We’ll start with the baseline which for classification problems is the percent of the target that the majority class makes up. For us that about 43.68%, this is the accuracy our model must beat to be worth while. First we’ll have to split the data into traning and validation. This is done because we want a model that works just aswell with data it hasn’t seen (validation data) and data it has seen (training data). I’ve fit an tuned all models. Now let’s see how they preformed.

If you look at the legend the blue bars represent the base models which means using a model out of the box, the orange bars are the tuned models which means the models after hyperparameter tuning, and the green bar is the baseline. All models beat the baseline with Logistic Regression having the lowest accuracy of the models and XGBoost Classifier having the highest accuracy.

Here’s the actually numbers for clarity’s sake.

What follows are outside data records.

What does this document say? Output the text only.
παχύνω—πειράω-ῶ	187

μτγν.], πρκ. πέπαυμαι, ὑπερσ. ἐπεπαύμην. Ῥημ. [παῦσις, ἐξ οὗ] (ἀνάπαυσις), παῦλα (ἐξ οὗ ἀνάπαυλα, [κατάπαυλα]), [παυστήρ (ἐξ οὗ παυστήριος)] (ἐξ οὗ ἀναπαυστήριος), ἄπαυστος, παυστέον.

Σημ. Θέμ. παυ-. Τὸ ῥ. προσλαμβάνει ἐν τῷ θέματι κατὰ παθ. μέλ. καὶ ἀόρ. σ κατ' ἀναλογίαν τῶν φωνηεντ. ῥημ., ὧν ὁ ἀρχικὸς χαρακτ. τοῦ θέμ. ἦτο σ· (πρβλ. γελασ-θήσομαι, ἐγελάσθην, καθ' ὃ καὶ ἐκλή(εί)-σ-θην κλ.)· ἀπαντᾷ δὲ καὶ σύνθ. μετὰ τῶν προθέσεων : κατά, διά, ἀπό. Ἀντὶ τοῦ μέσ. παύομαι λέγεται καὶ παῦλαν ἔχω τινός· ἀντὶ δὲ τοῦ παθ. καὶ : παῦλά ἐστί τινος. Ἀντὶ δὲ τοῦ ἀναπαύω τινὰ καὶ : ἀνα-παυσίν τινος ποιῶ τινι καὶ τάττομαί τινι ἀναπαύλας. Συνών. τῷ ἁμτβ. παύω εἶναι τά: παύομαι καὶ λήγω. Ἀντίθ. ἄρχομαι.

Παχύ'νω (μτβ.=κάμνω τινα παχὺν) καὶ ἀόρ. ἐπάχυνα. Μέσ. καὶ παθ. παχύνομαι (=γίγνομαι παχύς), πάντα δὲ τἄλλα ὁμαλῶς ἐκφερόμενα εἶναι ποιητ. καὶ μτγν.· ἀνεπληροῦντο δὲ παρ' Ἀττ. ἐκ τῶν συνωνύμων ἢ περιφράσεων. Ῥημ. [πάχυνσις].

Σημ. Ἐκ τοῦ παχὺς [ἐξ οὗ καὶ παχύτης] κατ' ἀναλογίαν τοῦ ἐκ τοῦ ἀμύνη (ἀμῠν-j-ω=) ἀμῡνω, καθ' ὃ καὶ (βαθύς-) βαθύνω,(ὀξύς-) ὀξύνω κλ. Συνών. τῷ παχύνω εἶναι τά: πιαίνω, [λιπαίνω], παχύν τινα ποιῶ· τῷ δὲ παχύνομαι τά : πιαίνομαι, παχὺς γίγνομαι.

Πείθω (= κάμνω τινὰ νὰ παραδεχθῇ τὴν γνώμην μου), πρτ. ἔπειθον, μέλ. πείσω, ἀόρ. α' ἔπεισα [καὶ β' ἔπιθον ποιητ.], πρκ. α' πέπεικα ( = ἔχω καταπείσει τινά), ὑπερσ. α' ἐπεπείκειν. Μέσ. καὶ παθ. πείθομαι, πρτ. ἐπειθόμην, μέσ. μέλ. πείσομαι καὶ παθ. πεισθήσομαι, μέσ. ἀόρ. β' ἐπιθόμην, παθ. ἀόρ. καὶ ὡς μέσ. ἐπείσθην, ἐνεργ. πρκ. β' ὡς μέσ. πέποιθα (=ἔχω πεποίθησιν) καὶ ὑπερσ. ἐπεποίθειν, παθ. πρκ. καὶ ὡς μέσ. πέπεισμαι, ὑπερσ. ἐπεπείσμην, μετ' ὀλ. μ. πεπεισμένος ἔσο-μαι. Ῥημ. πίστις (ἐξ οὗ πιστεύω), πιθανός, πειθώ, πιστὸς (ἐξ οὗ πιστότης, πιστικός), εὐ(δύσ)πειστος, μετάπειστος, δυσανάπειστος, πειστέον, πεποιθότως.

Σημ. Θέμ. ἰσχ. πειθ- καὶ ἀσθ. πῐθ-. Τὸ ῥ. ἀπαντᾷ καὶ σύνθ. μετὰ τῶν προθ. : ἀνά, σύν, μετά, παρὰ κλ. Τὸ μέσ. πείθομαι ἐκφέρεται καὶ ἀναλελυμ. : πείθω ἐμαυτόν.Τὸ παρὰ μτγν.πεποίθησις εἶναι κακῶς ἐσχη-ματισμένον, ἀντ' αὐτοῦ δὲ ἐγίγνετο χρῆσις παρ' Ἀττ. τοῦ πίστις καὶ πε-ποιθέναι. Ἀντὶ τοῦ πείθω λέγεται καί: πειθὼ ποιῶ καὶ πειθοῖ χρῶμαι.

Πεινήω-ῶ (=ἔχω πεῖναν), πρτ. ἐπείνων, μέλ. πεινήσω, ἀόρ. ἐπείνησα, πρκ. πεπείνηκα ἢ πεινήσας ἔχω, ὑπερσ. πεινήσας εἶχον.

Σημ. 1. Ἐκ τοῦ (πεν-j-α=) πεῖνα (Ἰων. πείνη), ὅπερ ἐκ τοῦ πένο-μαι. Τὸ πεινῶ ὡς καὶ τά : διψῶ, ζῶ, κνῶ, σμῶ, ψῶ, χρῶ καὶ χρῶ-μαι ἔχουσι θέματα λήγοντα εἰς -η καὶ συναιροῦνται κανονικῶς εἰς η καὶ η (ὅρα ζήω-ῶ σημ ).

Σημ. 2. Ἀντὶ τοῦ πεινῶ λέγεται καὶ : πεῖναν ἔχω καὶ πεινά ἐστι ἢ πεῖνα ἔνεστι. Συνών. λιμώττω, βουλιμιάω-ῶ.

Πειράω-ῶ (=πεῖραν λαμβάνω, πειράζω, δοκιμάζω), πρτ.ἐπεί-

So the Logistic Regression had a validation accuracy of 64.25% and test accuracy of 65.23%. After hyperparameter tuning suprisingly the scores got worse (though marginally) validation is 64.44% and test is 64.84%. The Random Forest validation was 67.05% and the test was 66.32%. After hyperparameter tuning validation was 68.31% and test was 67.42%. Finally the XGBoost validation was 68.89% and test was 68.13%. After hyperparameter tuning validation was 68.02% and test was 68.52%. The XGBoost Classifier had the highest test accuracy.

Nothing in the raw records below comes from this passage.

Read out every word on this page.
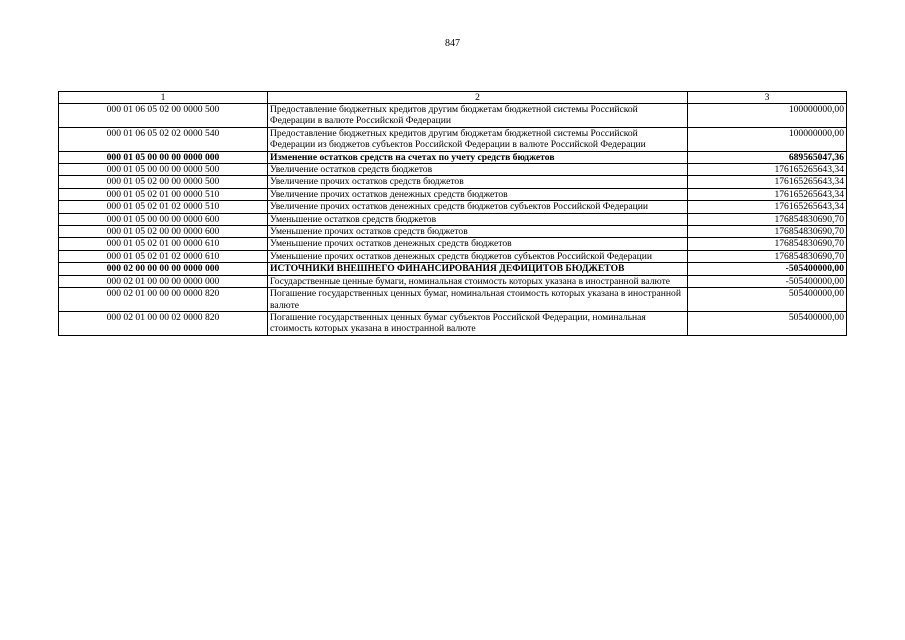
847
1	2	3
000 01 06 05 02 00 0000 500	Предоставление бюджетных кредитов другим бюджетам бюджетной системы Российской Федерации в валюте Российской Федерации	100000000,00
000 01 06 05 02 02 0000 540	Предоставление бюджетных кредитов другим бюджетам бюджетной системы Российской Федерации из бюджетов субъектов Российской Федерации в валюте Российской Федерации	100000000,00
000 01 05 00 00 00 0000 000	Изменение остатков средств на счетах по учету средств бюджетов	689565047,36
000 01 05 00 00 00 0000 500	Увеличение остатков средств бюджетов	176165265643,34
000 01 05 02 00 00 0000 500	Увеличение прочих остатков средств бюджетов	176165265643,34
000 01 05 02 01 00 0000 510	Увеличение прочих остатков денежных средств бюджетов	176165265643,34
000 01 05 02 01 02 0000 510	Увеличение прочих остатков денежных средств бюджетов субъектов Российской Федерации	176165265643,34
000 01 05 00 00 00 0000 600	Уменьшение остатков средств бюджетов	176854830690,70
000 01 05 02 00 00 0000 600	Уменьшение прочих остатков средств бюджетов	176854830690,70
000 01 05 02 01 00 0000 610	Уменьшение прочих остатков денежных средств бюджетов	176854830690,70
000 01 05 02 01 02 0000 610	Уменьшение прочих остатков денежных средств бюджетов субъектов Российской Федерации	176854830690,70
000 02 00 00 00 00 0000 000	ИСТОЧНИКИ ВНЕШНЕГО ФИНАНСИРОВАНИЯ ДЕФИЦИТОВ БЮДЖЕТОВ	-505400000,00
000 02 01 00 00 00 0000 000	Государственные ценные бумаги, номинальная стоимость которых указана в иностранной валюте	-505400000,00
000 02 01 00 00 00 0000 820	Погашение государственных ценных бумаг, номинальная стоимость которых указана в иностранной валюте	505400000,00
000 02 01 00 00 02 0000 820	Погашение государственных ценных бумаг субъектов Российской Федерации, номинальная стоимость которых указана в иностранной валюте	505400000,00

If you want to visualize what the model did, look at this Shapley Force Plot. For our model lower is better. How you read the plot is by thinking about it like two forces pushing against eachother, the stronger force will dictate where they go. So there’s a positive (blue) force than shows us what contributed to the model giving it this high rating. In the example below we see have 3 related material (prequels,sequels,spinoff, etc…) , not being a hentai, and having 52 episodes wher the largest positive contributing force whereas the red, in this case, being of genre fantasy/sci-fi was a negative contributing force for my model.

Takeaways

All models beat the baseline. The best model (XGB) beat the baseline my about 25% but I was hoping to reach the mid 70’s in accuracy. If I were to comeback to this project, I would try to scrape data about the source material (manga). Currently the model is trained on already existing anime. So what it tries to do is, given what we know about the manga + hopes for the manga (what studio will produce, how many episodes can we milk out of it) where would it rank if it existed as an anime? But because of this there were features Icouldn’t use to train on because they would be leakage like members, favourites, score. Now, if i scraped the source material, I could use those features to train on. Think about it like this, i can’t use score to train on because it’s from already existing anime, you would never know the score of the manga you’re hoping to animate (because it doesn’t have a score because it hasn’t been animated). You would however know the score of the manga. After successfully failing for a few days of trying to scrape myanimelist manga I gave up but this data might drastically increase accuracy (because knowing a manga is popular increases likelihood that the anime will be).